Brauchen HSP eine andere/ besondere Therapie bzw. therapeutische Begleitung?
Hochsensible Menschen haben oftmals in ihrem Leben bereits verschiedene Aspekte von Grenzüberschreitungen, Vertrauensbrüchen und Machtmissbrauch erlebt. Daher profitieren vor allem diese Klienten sehr von einer ‚Therapie auf Augenhöhe‘. Verbunden mit einem hohen Maß an Achtung und Wertschätzung Ihrer Person und mit einer vertrauensvollen Beziehung zum Therapeuten steht der hochsensible Klient in seiner Einzigartigkeit im Mittelpunkt und definiert zugleich durch seine persönlichen Bedürfnisse die individuelle Vorgehensweise in der therapeutischen Sitzung.
Was ist speziell unter ‚Sanfter Traumatherapie für Hochsensible‘ zu verstehen?

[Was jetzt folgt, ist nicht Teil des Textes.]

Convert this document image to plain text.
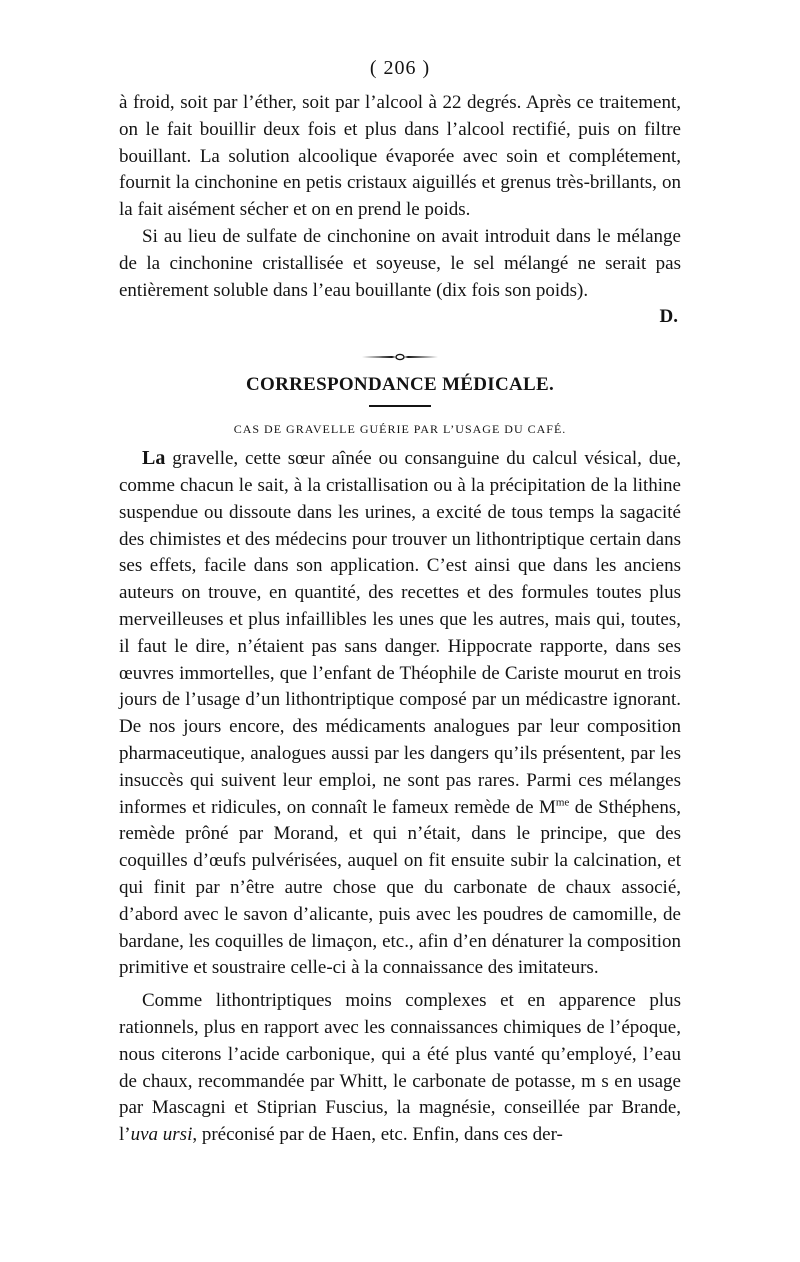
( 206 )

à froid, soit par l’éther, soit par l’alcool à 22 degrés. Après ce traitement, on le fait bouillir deux fois et plus dans l’alcool rectifié, puis on filtre bouillant. La solution alcoolique évaporée avec soin et complétement, fournit la cinchonine en petis cristaux aiguillés et grenus très-brillants, on la fait aisément sécher et on en prend le poids.

Si au lieu de sulfate de cinchonine on avait introduit dans le mélange de la cinchonine cristallisée et soyeuse, le sel mélangé ne serait pas entièrement soluble dans l’eau bouillante (dix fois son poids).

D.
CORRESPONDANCE MÉDICALE.
CAS DE GRAVELLE GUÉRIE PAR L’USAGE DU CAFÉ.

La gravelle, cette sœur aînée ou consanguine du calcul vésical, due, comme chacun le sait, à la cristallisation ou à la précipitation de la lithine suspendue ou dissoute dans les urines, a excité de tous temps la sagacité des chimistes et des médecins pour trouver un lithontriptique certain dans ses effets, facile dans son application. C’est ainsi que dans les anciens auteurs on trouve, en quantité, des recettes et des formules toutes plus merveilleuses et plus infaillibles les unes que les autres, mais qui, toutes, il faut le dire, n’étaient pas sans danger. Hippocrate rapporte, dans ses œuvres immortelles, que l’enfant de Théophile de Cariste mourut en trois jours de l’usage d’un lithontriptique composé par un médicastre ignorant. De nos jours encore, des médicaments analogues par leur composition pharmaceutique, analogues aussi par les dangers qu’ils présentent, par les insuccès qui suivent leur emploi, ne sont pas rares. Parmi ces mélanges informes et ridicules, on connaît le fameux remède de $M^{me}$ de Sthéphens, remède prôné par Morand, et qui n’était, dans le principe, que des coquilles d’œufs pulvérisées, auquel on fit ensuite subir la calcination, et qui finit par n’être autre chose que du carbonate de chaux associé, d’abord avec le savon d’alicante, puis avec les poudres de camomille, de bardane, les coquilles de limaçon, etc., afin d’en dénaturer la composition primitive et soustraire celle-ci à la connaissance des imitateurs.

Comme lithontriptiques moins complexes et en apparence plus rationnels, plus en rapport avec les connaissances chimiques de l’époque, nous citerons l’acide carbonique, qui a été plus vanté qu’employé, l’eau de chaux, recommandée par Whitt, le carbonate de potasse, m s en usage par Mascagni et Stiprian Fuscius, la magnésie, conseillée par Brande, l’uva ursi, préconisé par de Haen, etc. Enfin, dans ces der-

Die Methode der „Sanften Traumatherapie“, die ich im Laufe der Jahre in meiner Praxis entwickelt habe, verbindet verschiedene Formen der modernen Traumatherapie mit neuen Erkenntnissen aus Gehirnforschung und Neurowissenschaften, Kunsttherapie, Körperpsychotherapie sowie Energie- und Informationsmedizin aus der traditionellen schamanischen Heilkunde. Da hochsensible Menschen mit den inneren Welten/ inneren Bildern meist gut vertraut sind, bekommen sie mit Hilfe von transpersonal imaginativen Verfahren, wie z.B. schamanischen Seelenreisen in Verbindung mit Tiefenfeldentspannung/ Heilhypnose rasch einen Zugang zu tiefer liegenden Schichten ihres Unterbewusstseins zur Rückholung der verlorenen Seelenanteile und Auflösung von antrainierten/ konditionierten Schutzmechanismen und Selbst- Sabotageprogrammen. Mit Hilfe von Körperkerzen und anderen Heil- und Reinigungsritualen z.B. können die im Körper abgespeicherten energetischen Abdrücke kontrolliert entladen und entfernt werden und zugleich eine neue energetische Signatur für ein selbstbestimmtes Leben im Hier und Jetzt voller Freude und Leichtigkeit erschaffen werden.